Weekend sweep for Women's Hoops - plus setbacks for Yale and Cornell - put Ivy title up for grabs
The Penn women's basketball team boarded the bus in New Haven, Conn.
having hit a new low. The game was theirs. They had a 20-point lead.
Then the Elis bullied their way back, clinching the game with 6.9
Final score: Yale 53, Penn 52. The Quakers' conference record: 1-4. That was a year ago Sunday. That season was over.
What a difference a year makes. When the buzzer sounded Saturday
evening at the Palestra, there was a very different reaction from the
Penn squad as it bounded off the bench, embracing one another and
celebrating a decisive victory.
Final score: Penn 70, Yale 57. The Quakers' conference record: 3-2.
With the win over Brown on Friday, the third consecutive Ivy victory
for Penn, the Quakers now sit in third place in the Ivy League
standings - right in the thick of things.
"It's definitely nice to get an Ivy sweep," senior guard and
tri-captain Joey Rhoads said after the Yale game, beaming and elated.
"It's the first time since our sophomore year. We feel confident. We're
just taking it one game at a time. We can do it."
Unprompted, head coach Pat Knapp quickly seconded the assessment: "Yes, we can."
This is the new attitude visited upon Penn as it prepares for its last nine games - seven of which are away from the Palestra.
And this is the attitude Penn will likely need when it tries to
knock off reigning champion Dartmouth (3-2 Ivy) and current Ivy
co-leader Harvard (4-1) on the road this weekend.

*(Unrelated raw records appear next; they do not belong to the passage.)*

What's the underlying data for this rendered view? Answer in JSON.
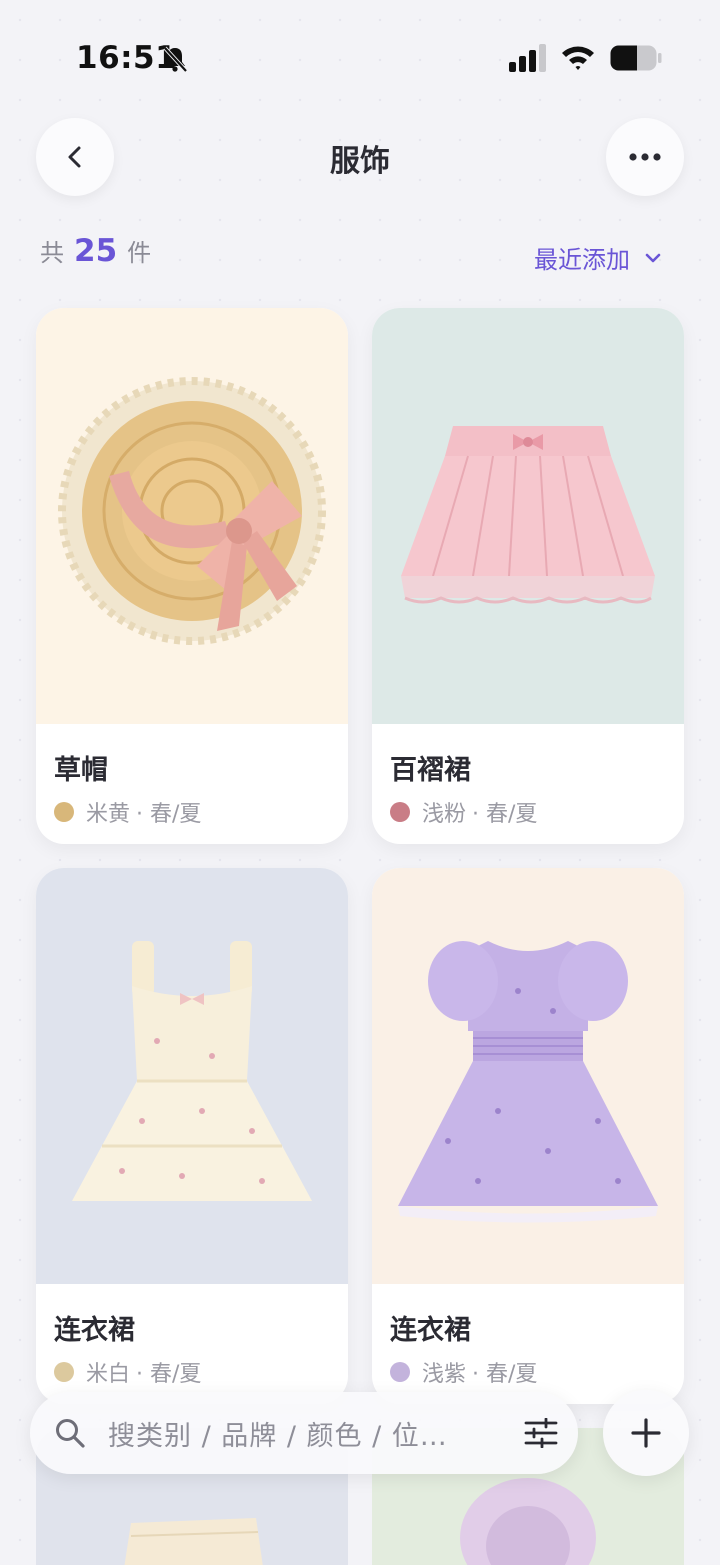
{
  "status_bar": {
    "time": "16:51"
  },
  "header": {
    "title": "服饰"
  },
  "summary": {
    "prefix": "共",
    "count": "25",
    "suffix": "件"
  },
  "sort": {
    "label": "最近添加"
  },
  "items": [
    {
      "name": "草帽",
      "color_name": "米黄",
      "season": "· 春/夏",
      "dot_color": "#d8b77a",
      "bg": "#fdf4e6"
    },
    {
      "name": "百褶裙",
      "color_name": "浅粉",
      "season": "· 春/夏",
      "dot_color": "#c97d86",
      "bg": "#dde9e7"
    },
    {
      "name": "连衣裙",
      "color_name": "米白",
      "season": "· 春/夏",
      "dot_color": "#dcc99e",
      "bg": "#dfe3ed"
    },
    {
      "name": "连衣裙",
      "color_name": "浅紫",
      "season": "· 春/夏",
      "dot_color": "#c3b3dc",
      "bg": "#faf0e6"
    }
  ],
  "search": {
    "placeholder": "搜类别 / 品牌 / 颜色 / 位…"
  },
  "icons": {
    "back": "chevron-left-icon",
    "more": "more-horizontal-icon",
    "search": "search-icon",
    "filter": "sliders-icon",
    "add": "plus-icon"
  },
  "colors": {
    "accent": "#6a55d6",
    "background": "#f3f3f7"
  }
}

"We know the Ivy race is wide open this year," Rhoads said after the Brown victory.
That was evidenced just minutes later, when her coach interrupted
the press conference to inquire about the Princeton score. The Tigers
would complete a sweep of the weekend, but that was the same team the
Quakers hung with a month ago before finally falling 78-72.
Penn's other Ivy loss on the season came at the hands of Cornell,
67-58, when Penn gave up an early 16-point lead, but had pulled the
game even with less than six to play.
Just one season after posting an abysmal 5-22 (3-11 Ivy) record,
having a shot to capture the Ivy League "is a motivation," Knapp said.

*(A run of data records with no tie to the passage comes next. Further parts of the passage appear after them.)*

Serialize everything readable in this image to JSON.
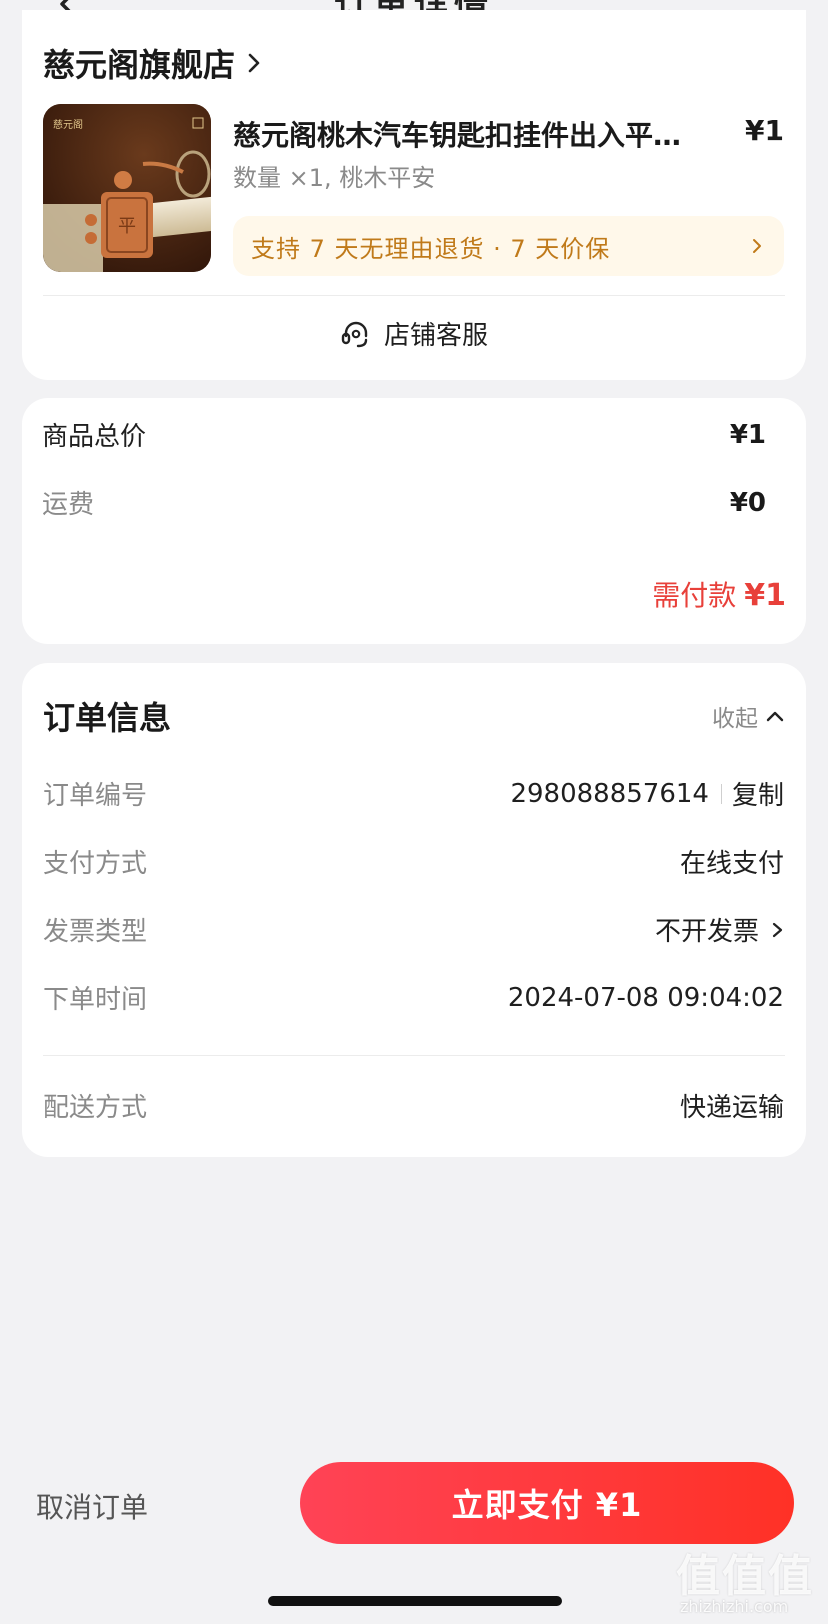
{
  "nav": {
    "title": "订单详情"
  },
  "store": {
    "name": "慈元阁旗舰店",
    "product": {
      "title": "慈元阁桃木汽车钥匙扣挂件出入平…",
      "price": "¥1",
      "spec": "数量 ×1, 桃木平安",
      "image_text": "慈元阁"
    },
    "guarantee": "支持 7 天无理由退货 · 7 天价保",
    "service_label": "店铺客服"
  },
  "price": {
    "goods_label": "商品总价",
    "goods_value": "¥1",
    "shipping_label": "运费",
    "shipping_value": "¥0",
    "due_label": "需付款",
    "due_value": "¥1"
  },
  "order_info": {
    "title": "订单信息",
    "collapse_label": "收起",
    "rows": [
      {
        "key": "订单编号",
        "value": "298088857614"
      },
      {
        "key": "支付方式",
        "value": "在线支付"
      },
      {
        "key": "发票类型",
        "value": "不开发票"
      },
      {
        "key": "下单时间",
        "value": "2024-07-08 09:04:02"
      },
      {
        "key": "配送方式",
        "value": "快递运输"
      }
    ],
    "copy_label": "复制"
  },
  "bottom": {
    "cancel_label": "取消订单",
    "pay_label": "立即支付 ¥1"
  },
  "watermark": {
    "logo": "值值值",
    "url": "zhizhizhi.com"
  },
  "colors": {
    "accent_red": "#e8403a",
    "pay_gradient_start": "#ff4356",
    "pay_gradient_end": "#ff3126",
    "guarantee_text": "#c07a1a",
    "guarantee_bg": "#fff8ea",
    "page_bg": "#f2f2f4"
  },
  "icons": [
    "back-arrow-icon",
    "chevron-right-icon",
    "headset-icon",
    "chevron-up-icon"
  ]
}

"We have discussed it all week."
To put things in perspective, last spring Brown, Princeton and
eventual Ivy League champion Dartmouth finished atop the standings with
only two losses apiece.
Almost midway through this year, no Ivy team's record is unblemished, and only Princeton and Harvard have one loss.
No team is invulnerable. Cornell entered last weekend with a perfect
Ivy record and Yale was the only Ivy to boast an overall winning
record. In just over 26 hours, both schools plummeted back into
mediocrity after suffering weekend sweeps.
"We play at home next weekend, and we need to get back on the
winning track," a displeased Yale coach Chris Gobrecht said after her
team's loss to Penn. "We performed better than anybody in the Ivy
League in the preseason. We need to learn what it means to be that
quality of a team and have people gunning for us, as opposed to people
not respecting Yale as they have in the past."
In Penn's case, flying under the radar has not been a problem. But
if the Quakers pick up a sweep in northern New England this weekend,
the target might move to their backs.